Ballıkayalar’dan sonraki durağımız ise bir çeşme başı. Frig Yolu’nu sırtçantanızı sırtınıza alıp çadırla yürümeniz mümkün. Belli bölgelerde de çeşmeler var, hem otlak hayvanları hem de yolu kullanan yürüyüşçüler için durak noktası. Bu çeşme başı aynı zamanda Büyük Yayla rotasının da dönüş noktası, biz de buradan Büyük Yayla yönüne doğru dönüyoruz. Neyse ki tabebelarla kolayca yönümüzü bulabiliyoruz.
Büyük Yayla’ya varmadan önce Fethiye Roma-Bizans Kaya Mezarları yolumuza çıkıyor. Bu bölgede Friglerden sonra yaşayan Roma ve Bizans’tan da çok fazla tarihi kalıntı bulunuyor. Büyük Yayla Gölü’ne kadar yine yemyeşil bir yayladan ilerleyerek kapanışı gölde yaptık. İlk gün için oldukça iddialı bir şekilde 24 kilometre yürümüş olmama rağmen Afyon’dan beklemediğim güzellikle bir doğa içinde bu yürüyüşü bütün yorgunluğa değmişti.
İhsaniye Rotası Göynüş Vadisi ve Midas Şehri
İkinci gün Göynüş Vadisi’nde yer alan Aslantaş ve Yılantaş’ın yer aldığı Frigya’nın en büyük nekropolünün olduğu bölge ile rotamıza başladık. Aslantaş ve Yılantaş figürlerinin bulunduğu mezarlarda yatanların kimler olduğu bilinmese de önemli kişiler olduğu sanılıyor.
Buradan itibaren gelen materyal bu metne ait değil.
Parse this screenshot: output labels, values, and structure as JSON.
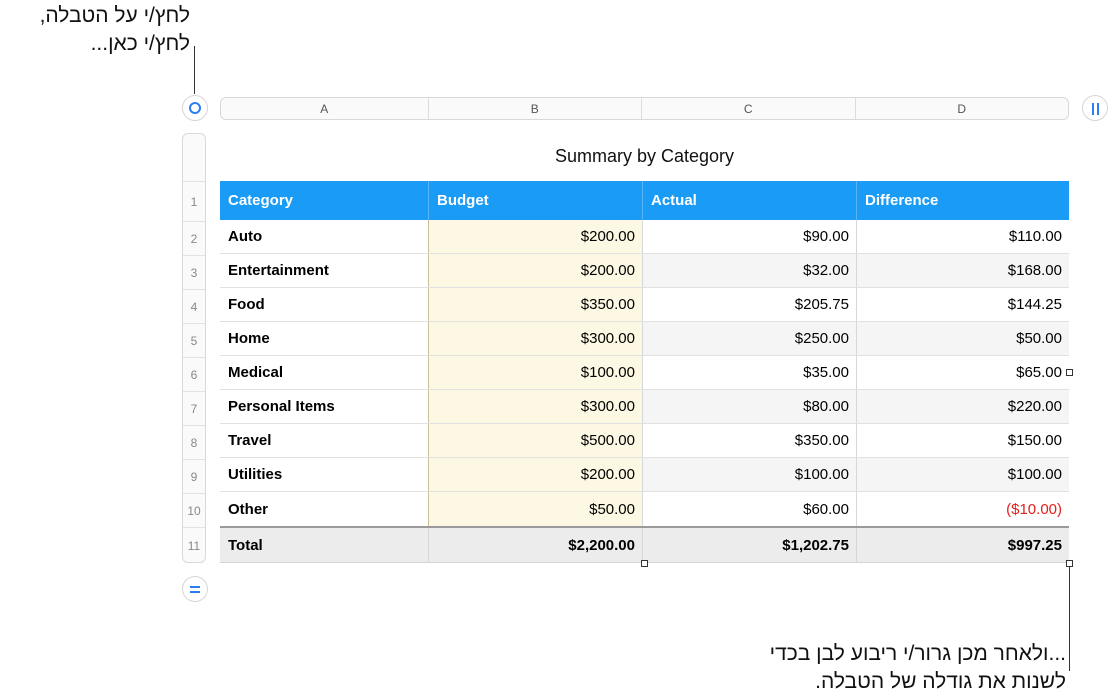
{
  "callouts": {
    "top": {
      "line1": "לחץ/י על הטבלה,",
      "line2": "לחץ/י כאן..."
    },
    "bottom": {
      "line1": "...ולאחר מכן גרור/י ריבוע לבן בכדי",
      "line2": "לשנות את גודלה של הטבלה."
    }
  },
  "column_headers": [
    "A",
    "B",
    "C",
    "D"
  ],
  "row_numbers": [
    "1",
    "2",
    "3",
    "4",
    "5",
    "6",
    "7",
    "8",
    "9",
    "10",
    "11"
  ],
  "table": {
    "title": "Summary by Category",
    "header": [
      "Category",
      "Budget",
      "Actual",
      "Difference"
    ],
    "rows": [
      [
        "Auto",
        "$200.00",
        "$90.00",
        "$110.00"
      ],
      [
        "Entertainment",
        "$200.00",
        "$32.00",
        "$168.00"
      ],
      [
        "Food",
        "$350.00",
        "$205.75",
        "$144.25"
      ],
      [
        "Home",
        "$300.00",
        "$250.00",
        "$50.00"
      ],
      [
        "Medical",
        "$100.00",
        "$35.00",
        "$65.00"
      ],
      [
        "Personal Items",
        "$300.00",
        "$80.00",
        "$220.00"
      ],
      [
        "Travel",
        "$500.00",
        "$350.00",
        "$150.00"
      ],
      [
        "Utilities",
        "$200.00",
        "$100.00",
        "$100.00"
      ],
      [
        "Other",
        "$50.00",
        "$60.00",
        "($10.00)"
      ]
    ],
    "total": [
      "Total",
      "$2,200.00",
      "$1,202.75",
      "$997.25"
    ]
  },
  "colors": {
    "header_fill": "#1a9bf5",
    "budget_column_fill": "#fdf8e3",
    "negative_value": "#e0201c",
    "control_accent": "#2b7df2",
    "total_fill": "#ececec"
  },
  "icons": {
    "select_table": "select-table-circle-icon",
    "add_column": "pause-bars-icon",
    "add_row": "equals-icon"
  }
}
Bir sonraki durağımız ise Peribacaları, evet yanlış duymadınız Afyon’da da peribacaları var. Antik Frig Yolu üzerinde yer alan bacalarının arasından eski atlı tekerlekli arabaların geçtiği yolları görmek mümkün. Bir zamanlar o yollardan geçenleri hayal etmek bile oralara gitmek için yeterli.
Frig Yolu’nun önemli yerlerini gördükten sonra yürüyüş yolumuza geri dönüyoruz. Bu kez yolumuz göller, dereler ve çam ormanları arasından ilerliyor. Arada bize koyun sürüleri veya kaya mezarları da eşlik ediyor.
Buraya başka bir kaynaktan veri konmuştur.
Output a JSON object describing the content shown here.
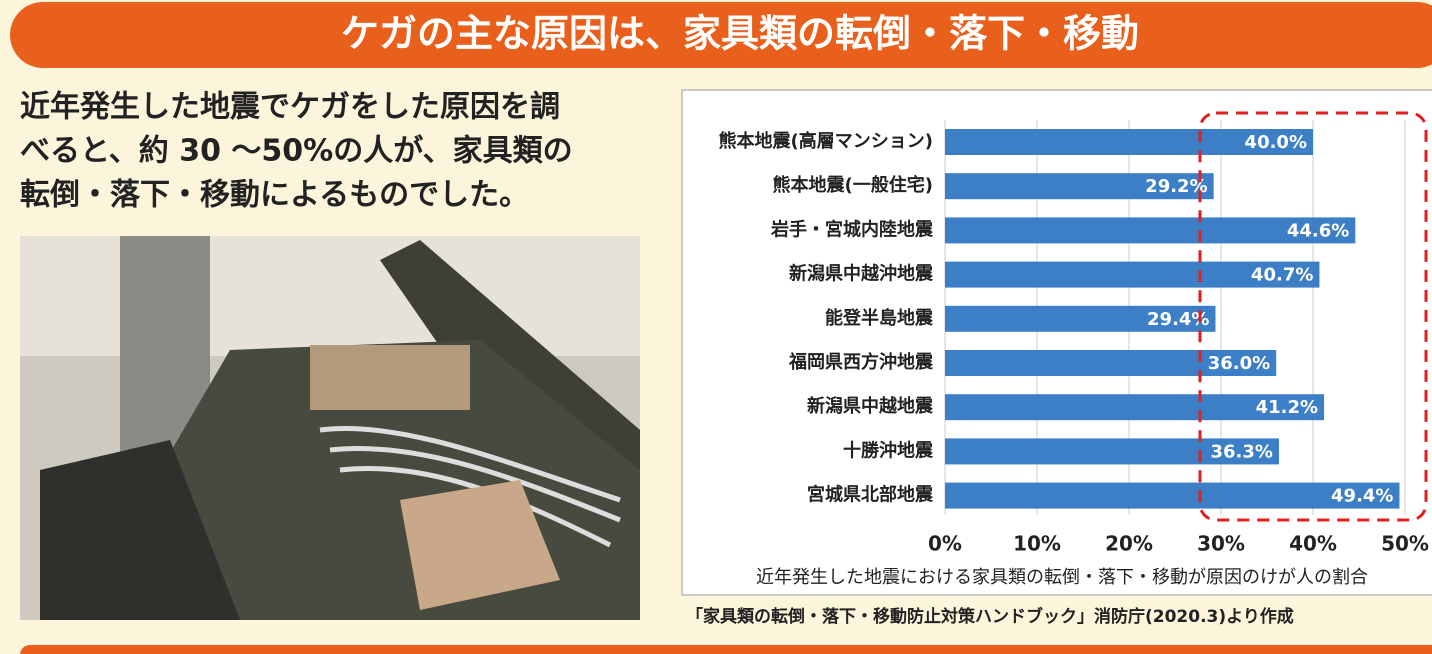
{
  "header": {
    "title": "ケガの主な原因は、家具類の転倒・落下・移動"
  },
  "intro": {
    "lines": [
      "近年発生した地震でケガをした原因を調",
      "べると、約 30 〜50%の人が、家具類の",
      "転倒・落下・移動によるものでした。"
    ]
  },
  "chart_data": {
    "type": "hbar",
    "caption": "近年発生した地震における家具類の転倒・落下・移動が原因のけが人の割合",
    "categories": [
      "熊本地震(高層マンション)",
      "熊本地震(一般住宅)",
      "岩手・宮城内陸地震",
      "新潟県中越沖地震",
      "能登半島地震",
      "福岡県西方沖地震",
      "新潟県中越地震",
      "十勝沖地震",
      "宮城県北部地震"
    ],
    "values": [
      40.0,
      29.2,
      44.6,
      40.7,
      29.4,
      36.0,
      41.2,
      36.3,
      49.4
    ],
    "value_labels": [
      "40.0%",
      "29.2%",
      "44.6%",
      "40.7%",
      "29.4%",
      "36.0%",
      "41.2%",
      "36.3%",
      "49.4%"
    ],
    "color": "#3d7fc6",
    "xlim": [
      0,
      50
    ],
    "xticks": [
      {
        "value": 0,
        "label": "0%"
      },
      {
        "value": 10,
        "label": "10%"
      },
      {
        "value": 20,
        "label": "20%"
      },
      {
        "value": 30,
        "label": "30%"
      },
      {
        "value": 40,
        "label": "40%"
      },
      {
        "value": 50,
        "label": "50%"
      }
    ],
    "grid": true
  },
  "source": "「家具類の転倒・落下・移動防止対策ハンドブック」消防庁(2020.3)より作成"
}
Günü Frigya’nın en önemli noktalarından birinde Midas şehrinde bitiriyoruz. Yazılıkaya, Kırkinler Mağarası, Sunaklar, Sarnıçlar derken tarih ve doğayı doyasıya içimize çekiyoruz.
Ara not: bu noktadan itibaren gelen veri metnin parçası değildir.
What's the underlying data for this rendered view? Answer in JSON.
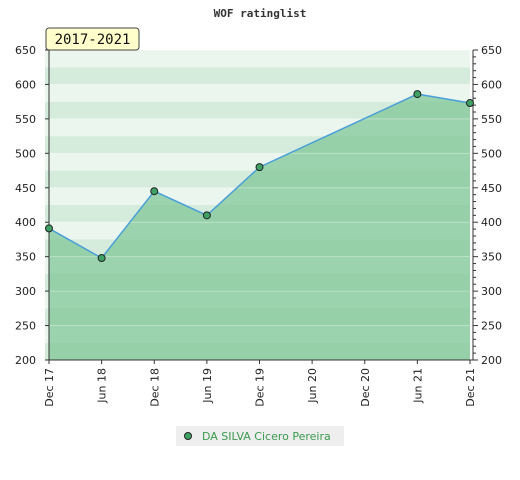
{
  "chart_data": {
    "type": "area",
    "title": "WOF ratinglist",
    "period_badge": "2017-2021",
    "categories": [
      "Dec 17",
      "Jun 18",
      "Dec 18",
      "Jun 19",
      "Dec 19",
      "Jun 20",
      "Dec 20",
      "Jun 21",
      "Dec 21"
    ],
    "series": [
      {
        "name": "DA SILVA Cicero Pereira",
        "points": [
          {
            "x": "Dec 17",
            "y": 391
          },
          {
            "x": "Jun 18",
            "y": 348
          },
          {
            "x": "Dec 18",
            "y": 445
          },
          {
            "x": "Jun 19",
            "y": 410
          },
          {
            "x": "Dec 19",
            "y": 480
          },
          {
            "x": "Jun 21",
            "y": 586
          },
          {
            "x": "Dec 21",
            "y": 573
          }
        ]
      }
    ],
    "ylim": [
      200,
      650
    ],
    "yticks": [
      200,
      250,
      300,
      350,
      400,
      450,
      500,
      550,
      600,
      650
    ],
    "grid": true,
    "legend_position": "bottom-center",
    "colors": {
      "line": "#4a9fd8",
      "area": "#7fc797",
      "marker": "#3fa265",
      "legend_text": "#3a9a4e",
      "badge_bg": "#ffffcc"
    }
  }
}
İkinci gün yürüyüşlerimiz yaklaşık 20 kilometreyi buldu. Farklı pek çok noktada tarih ve doğanın tadını çıkardığımız yolculukta artık geriye bir güncük kaldı.
Avdalaz Kalesi, Metropolis ve Ayazini Köyü
Gezimizin üçüncü ve son günündeyiz. Bu kez yürüyüş başlangıç noktamız Ayazini Kalesi. Tabii ki burası bildiğiniz kalelere benzemiyor, yine bir kaya oluşumu ve içine oyularak yapılmış bir kale. Kaleden Avdalaz Vadisi’ne doğru devam ediyoruz.
Dere içinden devam eden yürüyüş yolumuz Avdalaz Metropolis’te (yerleşkesinde) son buluyor. Burası kayıtlara geçen ilk alaturka tuvaletin bulunduğu bir yerleşim alanı. Bölgede ibadethaneler ve nekropol alanı da yer alıyor. Ne yazık ki buraya araçla ulaşım olması nedeniyle yerleşke önünde ateş yapan piknik yapanların çöpleri ile karşılaşıyoruz önce.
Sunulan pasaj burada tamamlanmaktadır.